Comparing Human-Centric and Robot-Centric Sampling for Robot Deep Learning from Demonstrations

Michael Laskey1, Caleb Chuck1, Jonathan Lee2, Jeffrey Mahler1, Sanjay Krishnan2, Kevin Jamieson3, Anca Dragan2, Ken Goldberg4

  • 1University of California, Berkeley
  • 2University of California Berkeley
  • 3University of Washington
  • 4UC Berkeley

Details

10:30 - 10:35 | Tue 30 May | Room 4611/4612 | TUA6.8

Session: Learning and Adaptive Systems 1

Abstract

Motivated by recent advances in Deep Learning for robot control, this paper considers two learning algorithms in terms of how they acquire demonstrations from fallible human supervisors. “Human-Centric” (HC) sampling is a standard supervised learning algorithm, where a human supervisor demonstrates the task by teleoperating the robot to provide trajectories consisting of state-control pairs. “Robot-Centric” (RC) sampling is an increasingly popular alternative used in algorithms such as DAgger, where a human supervisor observes the robot execute a learned policy and provides corrective control labels for each state visited.
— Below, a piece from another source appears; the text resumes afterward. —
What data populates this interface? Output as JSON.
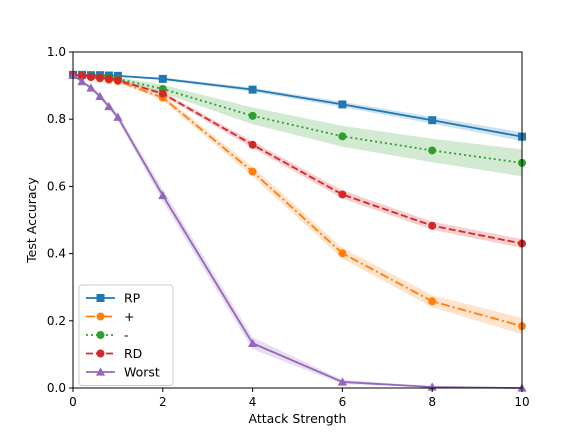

We suggest RC sampling can be challenging for human supervisors and prone to mislabeling. We compare HC and RC using a grid world environment and a physical robot singulation task. In the latter the input is an image of objects on a planar worksurface and the policy generates a motion in the gripper to separate one object from the rest. We observe in simulation that for linear SVMs, policies learned with RC outperformed those learned with HC but that using deep models this advantage disappears. We also find that with RC, the corrective control labels provided by humans can be highly inconsistent. We prove there exists a class of examples in which at the limit, HC is guaranteed to converge to an optimal policy while RC may fail to converge. These results suggest a form of HC sampling may be preferable for human supervisors.